Tucson ranks dead-last in attracting millennials out of 54 metropolitan areas with 1 million or more residents, according to a recent survey by insurance company Haven Life.
That same survey found that the Tucson area lost more than 13 percent of its millennial population between 2012 and 2017.
That continued exit of young residents has driven some locals, like 28-year-old Tucsonan Zach Yentzer, to band together to attract more young professionals to Southern Arizona.
Yentzer, who serves as the executive director of the nonprofit group Tucson Young Professionals, believes the millennials who have stayed in the desert can persuade others to do the same.
He hopes TYP, which was founded a decade ago, can serve as a meeting point and breeding ground for entrepreneurs, employees and anyone that wants to succeed in the Southern Arizona.
A big part of Yentzer and TYP’s drive centers around forums and meetings with the area’s best and brightest minds to determine the cause of the youthful exodus and ways to address the matter.
TYP recently unveiled a course of action for the region, with four core tenets that were identified by a roundtable of 49 young professionals between the age of 21 and 45.

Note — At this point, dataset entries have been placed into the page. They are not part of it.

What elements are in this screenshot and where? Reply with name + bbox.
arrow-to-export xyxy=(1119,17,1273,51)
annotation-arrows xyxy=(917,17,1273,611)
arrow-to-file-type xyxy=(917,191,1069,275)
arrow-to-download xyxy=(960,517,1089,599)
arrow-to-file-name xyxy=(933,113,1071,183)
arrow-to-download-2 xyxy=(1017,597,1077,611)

That list includes greater access to quality education, as well as greater job, innovation and workforce diversity; a more deliberate focus on Tucson’s brand and image nationally and a greater focus on quality of life and infrastructure in Tucson.
Yentzer, who moved to Tucson when he was 11, believes that the city can make serious in-roads in attracting young talent.

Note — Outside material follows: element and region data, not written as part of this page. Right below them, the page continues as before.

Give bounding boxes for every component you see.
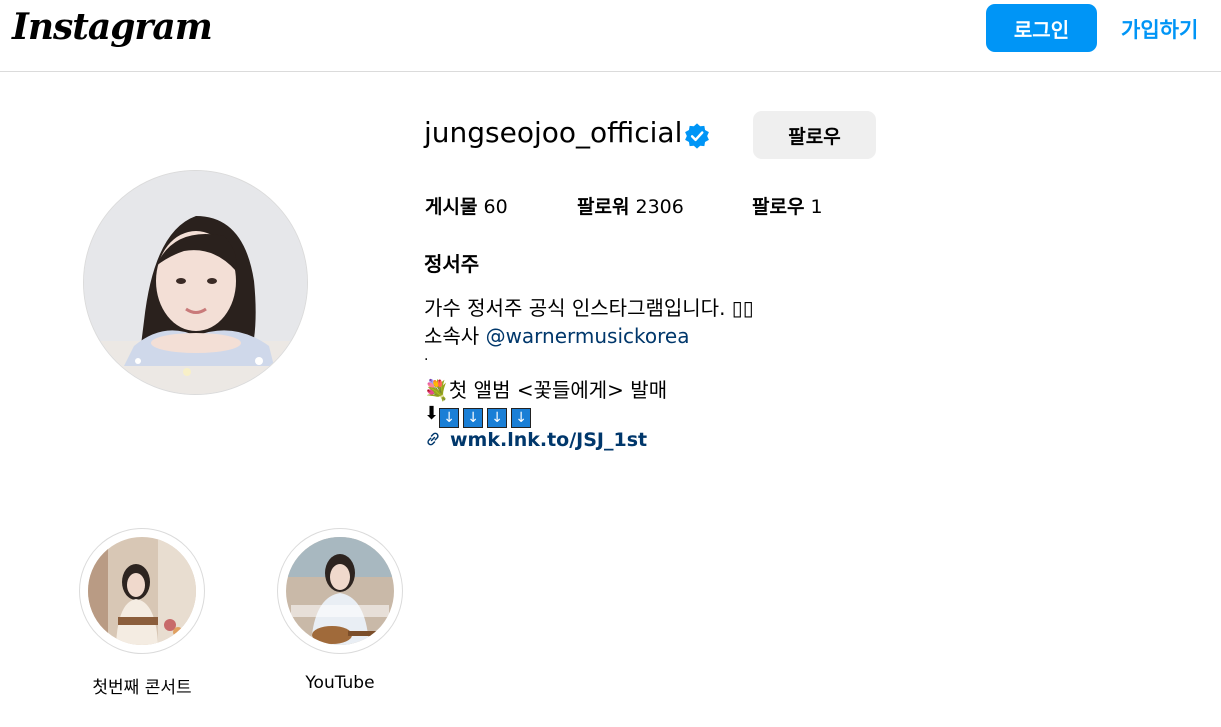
followers-value: 2306 [635, 196, 684, 218]
down-arrow-box-icon: ↓ [463, 408, 484, 428]
down-arrow-box-icon: ↓ [487, 408, 508, 428]
signup-link[interactable]: 가입하기 [1121, 14, 1198, 44]
followers-label: 팔로워 [577, 196, 630, 218]
profile-username: jungseojoo_official [424, 116, 683, 149]
bio-agency-prefix: 소속사 [424, 324, 486, 348]
bouquet-icon: 💐 [424, 378, 449, 402]
highlight-youtube[interactable] [277, 528, 403, 654]
highlight-youtube-label[interactable]: YouTube [240, 673, 440, 693]
highlight-concert-cover [88, 537, 196, 645]
bio-line-3: . [424, 348, 429, 364]
bio-line-1: 가수 정서주 공식 인스타그램입니다. ▯▯ [424, 296, 754, 320]
album-release-text: 첫 앨범 <꽃들에게> 발매 [448, 378, 668, 402]
posts-count: 게시물 60 [425, 192, 508, 219]
profile-avatar[interactable] [83, 170, 308, 395]
link-text: wmk.lnk.to/JSJ_1st [450, 429, 648, 451]
followers-count[interactable]: 팔로워 2306 [577, 192, 684, 219]
top-bar: Instagram 로그인 가입하기 [0, 0, 1221, 72]
agency-mention-link[interactable]: @warnermusickorea [486, 324, 690, 348]
posts-label: 게시물 [425, 196, 478, 218]
bio-line-4: 💐첫 앨범 <꽃들에게> 발매 [424, 374, 667, 403]
instagram-logo[interactable]: Instagram [12, 6, 213, 48]
highlight-youtube-cover [286, 537, 394, 645]
highlight-concert-image [88, 537, 196, 645]
bio-line-2: 소속사 @warnermusickorea [424, 320, 689, 349]
following-value: 1 [810, 196, 823, 218]
profile-external-link[interactable]: wmk.lnk.to/JSJ_1st [424, 429, 647, 451]
following-label: 팔로우 [752, 196, 805, 218]
avatar-photo [84, 171, 307, 394]
login-button[interactable]: 로그인 [986, 4, 1097, 52]
follow-button[interactable]: 팔로우 [753, 111, 876, 159]
down-arrow-box-icon: ↓ [511, 408, 532, 428]
highlight-youtube-image [286, 537, 394, 645]
following-count[interactable]: 팔로우 1 [752, 192, 823, 219]
down-arrow-icon: ⬇ [424, 403, 440, 424]
profile-full-name: 정서주 [424, 252, 480, 276]
down-arrow-box-icon: ↓ [439, 408, 460, 428]
verified-badge-icon [685, 123, 709, 149]
highlight-concert-label[interactable]: 첫번째 콘서트 [42, 673, 242, 698]
bio-line-5: ⬇ ↓ ↓ ↓ ↓ [424, 403, 535, 428]
posts-value: 60 [483, 196, 508, 218]
link-icon [427, 432, 439, 446]
highlight-concert[interactable] [79, 528, 205, 654]
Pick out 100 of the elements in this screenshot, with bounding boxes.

He has seen the energy shared by businesspeople of all ages during the group’s monthly meetings, with a shared vision of making Tucson a hub for business and innovation.
The three core tenets of TYP’s organization, according to Yentzer, are providing networking for members, developing business opportunities and embracing an advocacy role that promotes the successes that can be found in Southern Arizona.
Yentzer believes Tucson can rebound from its challenge in attracting millennials by showcasing its strong suits to a national audience.
“What Tucson is really good at is going to get young professionals here,” Yentzer said. “We’ve got a great climate, great food, great music, great art, great culture, great outdoors. In so many ways we’re an ideal community in that way.”
Yentzer identified Tucson’s rising cost of living and its inability to offer competitive salaries as a major stumbling block to overcome.
“Our personal incomes in Tucson and Arizona have been stagnant since the ’70s,” he said. “It’s about 17 to 19 percent below the rest of the country. As Tucson develops, incomes aren’t necessarily keeping up with the costs.”
Yentzer is confident that TYP’s advocacy and ability to bring together the city’s preeminent business minds in a shared space can help address the outstanding issues that haunt its national stature.
The ability to meet with those of similar backgrounds drew longtime Madden Media CEO Dan Janes, who has been a TYP member for a year.
Janes, who heads the Tucson-based publishing consortium, believes that organizations like TYP can serve as a great medium for attracting millennials as employees.
“We really looked at it as a talent attraction and talent development component that we could be a part of within the Tucson community,” Janes said. “Having a company of 100-plus employees based in downtown that has a significant number of millennial employees, we saw it as a great opportunity for professional development.”
Janes is impressed by TYP’s altruistic vision for the region, providing a blueprint for the future that benefits members and prospective members alike.
Janes said organizations like TYP are vital, because they break down barriers for millennials, giving them an outlet to build relationships with those in the community that share similar worldviews.
“TYP is definitely a mission-driven organization, and it’s just incredibly important for millennials these days, as they think about having a purpose of why your businesses exist,” Janes said. “And we’re fortunate to be in the travel industry and we do fully believe that connecting people to places is one of those things that is transformative to, not just communities and the investment that happens for the communities where people are visiting, but it’s kind of important for the individual that’s traveling and breaking down stereotypes and breaking down barriers, discovering new things, and discovering new stories that then become part of the fabric of their lives that they share and brings us closer together as a community.”
That community-driven vision drew Nick Morin, 26, to join the organization in March after graduating from the University of Arizona.
Morin, who founded a startup called The Growers Network, which he dubs “the LinkedIn of cannabis,” said he discovered TYP during his senior year of college.
Morin was attracted immediately by the group’s energy and the common vision for a more energized, successful Tucson.
“TYP lowers the barriers to entry as a young professional to meet different people in our peer group, but also leaders around town through their different programs,” Morin said. “So, all you’ve got to do is show up, right? As a TYP member, you show up and you instantly get value. And it’s the largest group, to my knowledge, that caters towards young professionals. They make it really easy to stay connected, to get involved, and to move Tucson towards the direction that we all want.”
Yentzer said the group’s work with other Tucson business communities, like the Tucson Metro Chamber and Southern Arizona Leadership Council, allows him and his fellow millennials to have a voice in the future of the city’s infrastructure and business development.
He believes the time for action is now, and that Tucson as a whole can repair its reputation as a business hub for the next generation of business owners.
Such a comeback will rely upon the region’s ability to move quickly to address the city’s past shortcomings and put Tucson on pace with booming metropolises, like Portland and Austin.
“I would say that Tucson is at a tipping point,” Yentzer said. “I think there’s that general sense within our membership that the decisions we make in the next five to 10 years are going to impact our next 50. We are a group that loves Tucson. We are pro-Tucson. We love this community. So many of us have strategically chosen to be here. We see the potential that this community has.”